Estimated read time: 2-3 minutes
TOOELE — We should all have a teammate in life like Nathan Olcott.
He's a soccer player at Tooele High School, and for as competitive as the game is, Olcott tries to keep it simple.
"Something about running around and kicking a soccer ball, there's something fun about it," he said.
It's important for Olcott and his teammates to have fun. They play on the Tooele Unified Soccer team, which is under the umbrella of the Special Olympics.
Wednesday morning, the team played a little exhibition game in front of its student body during an assembly.
The players say it was nice for them to hear so many cheers from their classmates.
"It is a school team," said coach Tally Lundgreen. "They play on this team, and they represent the school. And an awesome thing is it gives them the opportunity to belong in school because it's their team."
However, the real cheers came when Utah first lady Abby Cox had a big announcement for the team after its match. The team soon found out what the assembly was really about.
"Tooele High School has been picked out of hundreds of schools across the country to play at the Special Olympics USA Games in Orlando, Florida," said Cox.
Tooele High School's Unified Soccer team, and Wasatch High School's Unified Basketball team, both found out they will be competing in the National Special Olympics USA Games in Florida.
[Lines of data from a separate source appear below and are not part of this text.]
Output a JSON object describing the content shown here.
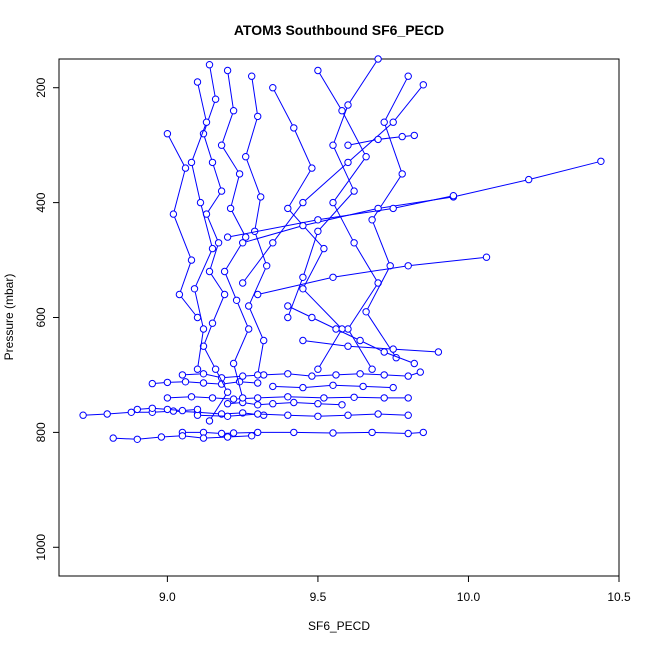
{
  "chart_data": {
    "type": "scatter",
    "title": "ATOM3 Southbound SF6_PECD",
    "xlabel": "SF6_PECD",
    "ylabel": "Pressure (mbar)",
    "xlim": [
      8.64,
      10.5
    ],
    "ylim": [
      1050,
      150
    ],
    "y_reversed": true,
    "x_ticks": [
      9.0,
      9.5,
      10.0,
      10.5
    ],
    "x_tick_labels": [
      "9.0",
      "9.5",
      "10.0",
      "10.5"
    ],
    "y_ticks": [
      200,
      400,
      600,
      800,
      1000
    ],
    "y_tick_labels": [
      "200",
      "400",
      "600",
      "800",
      "1000"
    ],
    "grid": false,
    "series_color": "#0000ff",
    "marker": "open-circle",
    "style": "lines-and-points",
    "series": [
      {
        "x": [
          9.05,
          9.12,
          9.18,
          9.22,
          9.3,
          9.42,
          9.55,
          9.68,
          9.8,
          9.85
        ],
        "y": [
          800,
          800,
          802,
          801,
          800,
          800,
          801,
          800,
          802,
          800
        ]
      },
      {
        "x": [
          8.72,
          8.8,
          8.88,
          8.95,
          9.02,
          9.1,
          9.18,
          9.25,
          9.32
        ],
        "y": [
          770,
          768,
          765,
          765,
          763,
          765,
          768,
          766,
          770
        ]
      },
      {
        "x": [
          8.82,
          8.9,
          8.98,
          9.05,
          9.12,
          9.2,
          9.28
        ],
        "y": [
          810,
          812,
          808,
          806,
          810,
          808,
          806
        ]
      },
      {
        "x": [
          9.0,
          9.08,
          9.15,
          9.22,
          9.3,
          9.4,
          9.52,
          9.62,
          9.72,
          9.8
        ],
        "y": [
          740,
          738,
          740,
          742,
          740,
          738,
          740,
          739,
          740,
          740
        ]
      },
      {
        "x": [
          9.05,
          9.12,
          9.18,
          9.25,
          9.32,
          9.4,
          9.48,
          9.56,
          9.64,
          9.72,
          9.8,
          9.84
        ],
        "y": [
          700,
          698,
          705,
          702,
          700,
          698,
          702,
          700,
          698,
          700,
          702,
          695
        ]
      },
      {
        "x": [
          8.95,
          9.0,
          9.06,
          9.12,
          9.18,
          9.24,
          9.3
        ],
        "y": [
          715,
          713,
          712,
          714,
          716,
          712,
          714
        ]
      },
      {
        "x": [
          9.2,
          9.25,
          9.3,
          9.35,
          9.42,
          9.5,
          9.58
        ],
        "y": [
          750,
          748,
          752,
          750,
          748,
          750,
          752
        ]
      },
      {
        "x": [
          9.14,
          9.16,
          9.12,
          9.15,
          9.18,
          9.13,
          9.17,
          9.14,
          9.19,
          9.15,
          9.12,
          9.16,
          9.2,
          9.14
        ],
        "y": [
          160,
          220,
          280,
          330,
          380,
          420,
          470,
          520,
          560,
          610,
          650,
          690,
          730,
          780
        ]
      },
      {
        "x": [
          9.2,
          9.22,
          9.18,
          9.24,
          9.21,
          9.26,
          9.19,
          9.23,
          9.27,
          9.22,
          9.25
        ],
        "y": [
          170,
          240,
          300,
          350,
          410,
          460,
          520,
          570,
          620,
          680,
          740
        ]
      },
      {
        "x": [
          9.28,
          9.3,
          9.26,
          9.31,
          9.29,
          9.33,
          9.27,
          9.32,
          9.3
        ],
        "y": [
          180,
          250,
          320,
          390,
          450,
          510,
          580,
          640,
          700
        ]
      },
      {
        "x": [
          9.1,
          9.13,
          9.08,
          9.11,
          9.15,
          9.09,
          9.12,
          9.1
        ],
        "y": [
          190,
          260,
          330,
          400,
          480,
          550,
          620,
          690
        ]
      },
      {
        "x": [
          9.85,
          9.75,
          9.6,
          9.45,
          9.35,
          9.25
        ],
        "y": [
          195,
          260,
          330,
          400,
          470,
          540
        ]
      },
      {
        "x": [
          9.7,
          9.6,
          9.55,
          9.62,
          9.5,
          9.45,
          9.4
        ],
        "y": [
          150,
          230,
          300,
          380,
          450,
          530,
          600
        ]
      },
      {
        "x": [
          9.5,
          9.58,
          9.66,
          9.55,
          9.62,
          9.7,
          9.6,
          9.68
        ],
        "y": [
          170,
          240,
          320,
          400,
          470,
          540,
          620,
          690
        ]
      },
      {
        "x": [
          9.35,
          9.42,
          9.48,
          9.4,
          9.52,
          9.45,
          9.58,
          9.5
        ],
        "y": [
          200,
          270,
          340,
          410,
          480,
          550,
          620,
          690
        ]
      },
      {
        "x": [
          9.8,
          9.72,
          9.78,
          9.68,
          9.74,
          9.66,
          9.76
        ],
        "y": [
          180,
          260,
          350,
          430,
          510,
          590,
          670
        ]
      },
      {
        "x": [
          9.25,
          9.45,
          9.7,
          9.95,
          10.2,
          10.44
        ],
        "y": [
          470,
          440,
          410,
          390,
          360,
          328
        ]
      },
      {
        "x": [
          9.3,
          9.55,
          9.8,
          10.06
        ],
        "y": [
          560,
          530,
          510,
          495
        ]
      },
      {
        "x": [
          9.2,
          9.5,
          9.75,
          9.95
        ],
        "y": [
          460,
          430,
          410,
          388
        ]
      },
      {
        "x": [
          9.6,
          9.7,
          9.78,
          9.82
        ],
        "y": [
          300,
          290,
          285,
          283
        ]
      },
      {
        "x": [
          9.45,
          9.6,
          9.75,
          9.9
        ],
        "y": [
          640,
          650,
          655,
          660
        ]
      },
      {
        "x": [
          9.0,
          9.06,
          9.02,
          9.08,
          9.04,
          9.1
        ],
        "y": [
          280,
          340,
          420,
          500,
          560,
          600
        ]
      },
      {
        "x": [
          9.4,
          9.48,
          9.56,
          9.64,
          9.72,
          9.82
        ],
        "y": [
          580,
          600,
          620,
          640,
          660,
          680
        ]
      },
      {
        "x": [
          9.1,
          9.2,
          9.3,
          9.4,
          9.5,
          9.6,
          9.7,
          9.8
        ],
        "y": [
          770,
          772,
          768,
          770,
          772,
          770,
          768,
          770
        ]
      },
      {
        "x": [
          9.35,
          9.45,
          9.55,
          9.65,
          9.75
        ],
        "y": [
          720,
          722,
          718,
          720,
          722
        ]
      },
      {
        "x": [
          8.9,
          8.95,
          9.0,
          9.05,
          9.1
        ],
        "y": [
          760,
          758,
          760,
          762,
          760
        ]
      }
    ]
  }
}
The surprise announcements came as part of @AbbyPalmerCox Show Up initiatives. @KSL5TV at 6:30 pic.twitter.com/q9lH2R6o2Y— Alex Cabrero (@KSL_AlexCabrero) September 23, 2021
It's a big deal to represent Utah and Tooele in the national Special Olympics.
Only one other school has done it in Utah. That was three years ago. Now, Tooele will join that list.
"I think we always wanted to go, but we never knew it was going to happen," said Olcott.
Tooele wasn't the only high school in Utah getting this news.
Thursday morning, during a student assembly at Wasatch High School in Heber, its Unified Basketball Team played an exhibition game.
After the game, Cox announced they, too, will be going to the National Special Olympics.
The crowd started cheering for the team.
For the athletes, they couldn't believe it and loved sharing the moment with their classmates.
"That means, for me, they're like my fans," said Hanna Homer, who is on the Wasatch Unified Basketball Team.
Currently, about 40 schools in Utah participate in Unified Sports. It's part of Cox's "Show Up" initiative to get more schools involved.
"You saw kids chanting 'MVP!' You saw kids just screaming at the top of their lungs for these kids. Traditionally, and maybe even when we grew up, that wasn't always the case," said Cox.
Society sure has come a long way with special education.
For as much more as there still is to do, though, celebrating these two teams is a great start.
"To see all their hard work, pay off for them and to get to this point to go national, it's just awesome," said Sami Graham, who is the coach of the Wasatch Unified Basketball team.
Gold medal or not, they're already winners.